Business
HP to Cut Up to 6,000 Jobs by 2028 While Expanding AI Initiatives
HP Inc. announced on Tuesday that it plans to reduce its global workforce by approximately 4,000 to 6,000 jobs by fiscal 2028. This decision aims to streamline operations and enhance the company’s efforts in artificial intelligence (AI), which are intended to accelerate product development, elevate customer satisfaction, and increase productivity.
During a media briefing, CEO Enrique Lores indicated that the job cuts would primarily impact teams involved in product development, internal operations, and customer support. He emphasized the potential benefits of this initiative, stating, “We expect this initiative will create $1 billion in gross run rate savings over three years.”
The forthcoming layoffs follow a previous reduction of 1,000 to 2,000 employees in February as part of a restructuring plan. The company is adapting to shifting market demands, particularly as interest in AI-enabled personal computers has surged, accounting for over 30 percent of HP’s shipments in the fourth quarter ending October 31.
Challenges in the Supply Chain and Financial Outlook
According to analysts at Morgan Stanley, a global surge in memory chip prices, driven by increased demand from data centers, may lead to higher costs that could pressure profits for consumer electronics manufacturers, including HP, Dell, and Acer. The push from major technology firms to expand AI infrastructure has intensified competition for memory chips, particularly dynamic random access memory and NAND.
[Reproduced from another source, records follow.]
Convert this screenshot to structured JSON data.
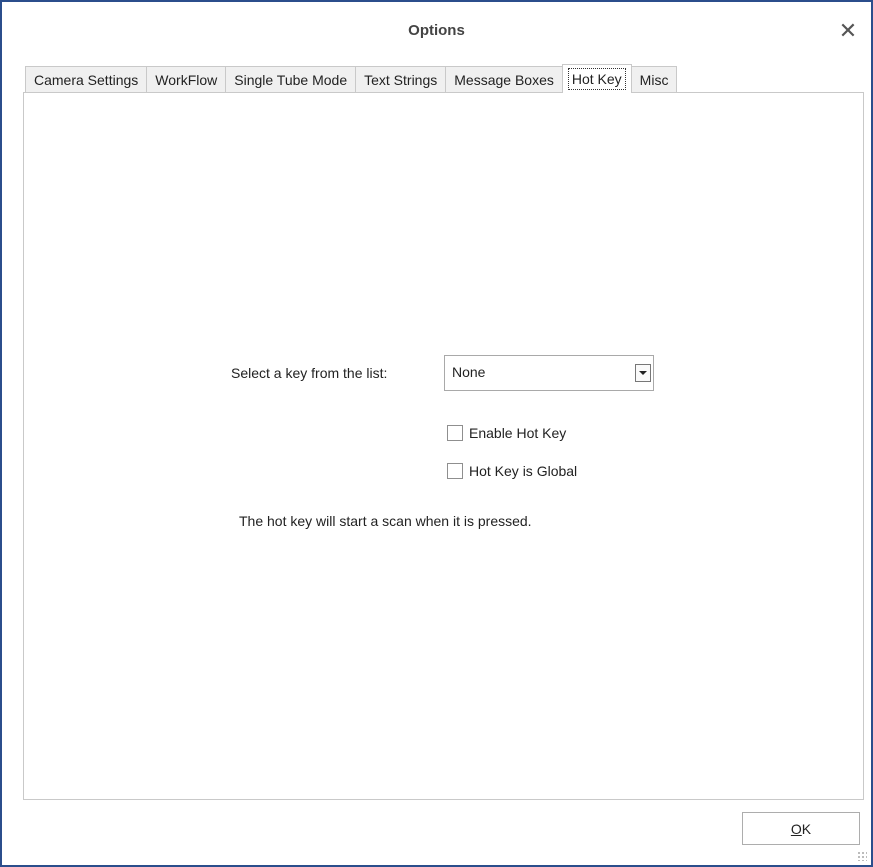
{
  "window": {
    "title": "Options",
    "close_symbol": "✕"
  },
  "tabs": [
    {
      "label": "Camera Settings"
    },
    {
      "label": "WorkFlow"
    },
    {
      "label": "Single Tube Mode"
    },
    {
      "label": "Text Strings"
    },
    {
      "label": "Message Boxes"
    },
    {
      "label": "Hot Key",
      "active": true
    },
    {
      "label": "Misc"
    }
  ],
  "hotkey": {
    "select_label": "Select a key from the list:",
    "selected_key": "None",
    "enable_label": "Enable Hot Key",
    "enable_checked": false,
    "global_label": "Hot Key is Global",
    "global_checked": false,
    "note": "The hot key will start a scan when it is pressed."
  },
  "footer": {
    "ok_mnemonic": "O",
    "ok_rest": "K"
  },
  "colors": {
    "window_border": "#2b4e8c",
    "tab_inactive_bg": "#f0f0f0",
    "panel_border": "#c9c9c9"
  }
}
Lores noted that HP expects to feel the effects of rising costs in the second half of fiscal 2026. He stated, “We are taking a prudent approach to our guide for the second half, while at the same time implementing aggressive actions like qualifying lower-cost suppliers, reducing memory configurations, and taking price actions.”
The company projects an adjusted profit per share for fiscal 2026 to be between $2.90 and $3.20, which falls short of analysts’ average estimate of $3.33, based on data compiled by LSEG. Additionally, HP anticipates an adjusted profit per share between 73 cents and 81 cents for the first quarter, with the midpoint below expectations of 79 cents.
In the fourth quarter, HP reported revenues of $14.64 billion, exceeding estimates of $14.48 billion. The company’s proactive measures and strategic pivots seek to navigate the evolving landscape of technology and consumer demand while preparing for the challenges ahead.